第196章
Can there be a practice more pregnant with false morality than that of administering oaths in a court of justice? The language it expressly holds is, 'You are not to be believed upon your mere word'; and there are few men firm enough resolutely to preserve themselves from contamination, when they are accustomed, upon the most solemn occasions, to be treated with contempt. To the unthinking it comes like a plenary indulgence to the occasional tampering with veracity in affairs of daily occurrence, that they are not upon their oath; and we may affirm, without risk of error, that there is no cause of insincerity, prevarication and falsehood more powerful than that we are here considering. It treats veracity, in the scenes of ordinary life, as a thing not to be looked for. It takes for granted that no man, at least of plebeian rank, is to be credited upon his bare affirmation; and what it thus takes for granted, it has an irresistible tendency to produce.
Add to this, a feature that runs through all the abuses of political institution, it saps the very foundations of moral principle. Why is it that I am bound to be more especially careful of what I affirm in a court of justice? Because the subsistence, the honest reputation, or the life, of a fellow man, is there peculiarly at issue. All these genuine motives are, by the contrivance of human institution, thrown into shade, and we are expected to speak the truth only because government demands it of us upon oath, and at the times in which government has thought proper, or recollected, to administer this oath. All attempts to strengthen the obligations of morality by fictitious and spurious motives will, in the sequel, be found to have no tendency but to relax them.

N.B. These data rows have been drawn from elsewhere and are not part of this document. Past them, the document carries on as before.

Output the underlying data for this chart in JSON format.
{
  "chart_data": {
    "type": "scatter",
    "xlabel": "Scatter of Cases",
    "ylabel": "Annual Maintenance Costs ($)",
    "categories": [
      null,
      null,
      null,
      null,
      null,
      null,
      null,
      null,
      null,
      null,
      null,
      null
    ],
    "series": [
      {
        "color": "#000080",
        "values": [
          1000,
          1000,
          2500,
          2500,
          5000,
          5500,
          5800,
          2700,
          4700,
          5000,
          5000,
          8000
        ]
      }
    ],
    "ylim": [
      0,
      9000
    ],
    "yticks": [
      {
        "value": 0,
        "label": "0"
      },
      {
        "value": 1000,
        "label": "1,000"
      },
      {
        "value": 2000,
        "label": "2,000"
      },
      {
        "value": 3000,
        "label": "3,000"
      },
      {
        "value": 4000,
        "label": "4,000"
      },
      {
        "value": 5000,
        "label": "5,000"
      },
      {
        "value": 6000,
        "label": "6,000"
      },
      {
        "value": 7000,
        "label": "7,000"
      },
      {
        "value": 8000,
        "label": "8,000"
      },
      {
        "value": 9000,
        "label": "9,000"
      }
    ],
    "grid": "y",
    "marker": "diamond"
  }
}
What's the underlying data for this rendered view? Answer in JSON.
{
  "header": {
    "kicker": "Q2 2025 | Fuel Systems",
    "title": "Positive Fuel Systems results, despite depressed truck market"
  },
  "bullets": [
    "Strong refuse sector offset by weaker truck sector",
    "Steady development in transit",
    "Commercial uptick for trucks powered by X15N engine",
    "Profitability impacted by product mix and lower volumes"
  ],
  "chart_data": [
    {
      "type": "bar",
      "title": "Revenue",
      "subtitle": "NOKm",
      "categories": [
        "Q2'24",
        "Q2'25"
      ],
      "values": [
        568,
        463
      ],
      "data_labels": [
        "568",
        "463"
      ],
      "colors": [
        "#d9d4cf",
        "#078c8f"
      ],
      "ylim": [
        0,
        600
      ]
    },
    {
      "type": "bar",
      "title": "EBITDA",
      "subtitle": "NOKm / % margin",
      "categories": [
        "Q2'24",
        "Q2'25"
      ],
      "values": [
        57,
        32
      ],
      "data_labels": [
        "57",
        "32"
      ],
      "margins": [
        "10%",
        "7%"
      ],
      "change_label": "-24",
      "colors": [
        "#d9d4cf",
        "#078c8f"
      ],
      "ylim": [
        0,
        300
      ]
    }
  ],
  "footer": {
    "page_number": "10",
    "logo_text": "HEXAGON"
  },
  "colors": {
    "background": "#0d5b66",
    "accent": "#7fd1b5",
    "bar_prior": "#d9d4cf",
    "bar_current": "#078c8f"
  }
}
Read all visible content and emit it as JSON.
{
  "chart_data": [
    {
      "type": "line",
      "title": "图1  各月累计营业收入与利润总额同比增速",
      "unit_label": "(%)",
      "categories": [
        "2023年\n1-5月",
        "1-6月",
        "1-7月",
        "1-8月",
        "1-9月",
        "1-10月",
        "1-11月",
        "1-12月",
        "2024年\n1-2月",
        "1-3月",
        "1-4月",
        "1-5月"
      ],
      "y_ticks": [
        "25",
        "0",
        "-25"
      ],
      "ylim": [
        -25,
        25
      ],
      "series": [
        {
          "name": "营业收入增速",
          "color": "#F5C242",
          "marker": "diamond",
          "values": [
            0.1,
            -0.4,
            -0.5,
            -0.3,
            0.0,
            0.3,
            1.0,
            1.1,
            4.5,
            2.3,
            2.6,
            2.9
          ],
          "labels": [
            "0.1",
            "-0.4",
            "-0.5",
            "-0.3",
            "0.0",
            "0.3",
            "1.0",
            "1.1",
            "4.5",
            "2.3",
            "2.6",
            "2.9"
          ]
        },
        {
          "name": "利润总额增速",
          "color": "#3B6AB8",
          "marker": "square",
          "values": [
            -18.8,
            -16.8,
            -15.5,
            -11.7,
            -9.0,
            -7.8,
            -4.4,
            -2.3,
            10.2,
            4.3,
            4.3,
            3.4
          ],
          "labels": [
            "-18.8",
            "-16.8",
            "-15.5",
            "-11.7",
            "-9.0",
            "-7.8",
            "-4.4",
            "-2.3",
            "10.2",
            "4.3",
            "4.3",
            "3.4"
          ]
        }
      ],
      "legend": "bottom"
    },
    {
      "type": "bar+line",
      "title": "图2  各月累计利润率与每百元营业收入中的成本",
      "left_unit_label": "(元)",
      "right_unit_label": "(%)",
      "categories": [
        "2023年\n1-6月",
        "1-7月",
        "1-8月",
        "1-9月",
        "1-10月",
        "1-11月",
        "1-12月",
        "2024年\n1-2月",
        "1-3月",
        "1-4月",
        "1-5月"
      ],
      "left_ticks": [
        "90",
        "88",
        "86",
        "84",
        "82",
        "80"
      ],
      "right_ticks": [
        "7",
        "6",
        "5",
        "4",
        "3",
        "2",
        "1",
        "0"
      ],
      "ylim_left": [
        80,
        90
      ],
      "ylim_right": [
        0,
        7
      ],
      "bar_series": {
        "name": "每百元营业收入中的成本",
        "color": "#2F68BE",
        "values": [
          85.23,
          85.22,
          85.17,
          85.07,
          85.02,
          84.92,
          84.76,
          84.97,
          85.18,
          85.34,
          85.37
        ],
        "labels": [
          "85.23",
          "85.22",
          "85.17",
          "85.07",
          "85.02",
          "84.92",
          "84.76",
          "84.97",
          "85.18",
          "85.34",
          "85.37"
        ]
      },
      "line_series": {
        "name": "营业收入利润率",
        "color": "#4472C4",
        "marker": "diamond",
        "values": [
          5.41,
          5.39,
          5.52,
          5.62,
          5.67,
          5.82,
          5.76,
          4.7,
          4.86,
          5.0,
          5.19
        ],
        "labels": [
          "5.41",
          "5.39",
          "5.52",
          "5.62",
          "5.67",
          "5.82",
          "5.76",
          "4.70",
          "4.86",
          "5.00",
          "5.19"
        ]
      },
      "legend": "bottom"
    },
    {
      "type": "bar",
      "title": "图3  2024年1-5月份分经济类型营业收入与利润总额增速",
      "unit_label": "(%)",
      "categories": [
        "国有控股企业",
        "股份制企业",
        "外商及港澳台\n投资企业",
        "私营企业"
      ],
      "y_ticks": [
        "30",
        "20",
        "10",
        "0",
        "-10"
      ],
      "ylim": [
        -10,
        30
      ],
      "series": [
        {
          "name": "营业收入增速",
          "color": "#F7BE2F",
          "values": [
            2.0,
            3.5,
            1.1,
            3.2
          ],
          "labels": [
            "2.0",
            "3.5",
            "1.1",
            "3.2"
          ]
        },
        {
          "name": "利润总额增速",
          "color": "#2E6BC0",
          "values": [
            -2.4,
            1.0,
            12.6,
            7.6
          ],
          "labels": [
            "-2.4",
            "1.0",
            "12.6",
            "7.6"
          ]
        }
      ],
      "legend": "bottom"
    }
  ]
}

Men will never act with that liberal justice, and conscious integrity, which are their highest ornament till they come to understand what men are. He that contaminates his lips with an oath must have been thoroughly fortified with previous moral instruction, if he be able afterwards to understand the beauty of an unconstrained and simple integrity. If our political institutors had been but half as judicious in perceiving the manner in which excellence and worth were to be generated, as they have been ingenious and indefatigable in the means of depraving mankind, the world, instead of a slaughterhouse, would have been a paradise.
Let us leave, for a moment, the general consideration of the principle of oaths, to reflect upon their particular structure, and the precise meaning of the term. They take for granted, in the first place, the existence of an invisible governor of the world, and the propriety of our addressing petitions to him, both which a man may deny, and yet continue a good member of society. What is the situation in which the institution of which we treat places this man? But we must not suffer ourselves to be stopped by trivial considerations. Oaths are also so constructed, as to take for granted the religious system of the country whatever it may happen to be.
Now what are the words with which we are taught, in this instance, to address the creator whose existence we have thus recognized? 'So help me God, and the contents of his holy word.' It is the language of imprecation.
I pray him to pour down his everlasting wrath and curse upon me if I utter a lie. It were to be wished that the name of that man had been recorded who first invented this mode of binding men to veracity. He had surely himself very slight and contemptuous notions of the Supreme Being, who could thus tempt men to insult him, by braving his displeasure. If it be thought to be our duty to invoke his blessing, yet surely it must be a most hardened profaneness that can thus be content to put all the calamity with which he is able to overwhelm us to the test of one moment's rectitude or frailty.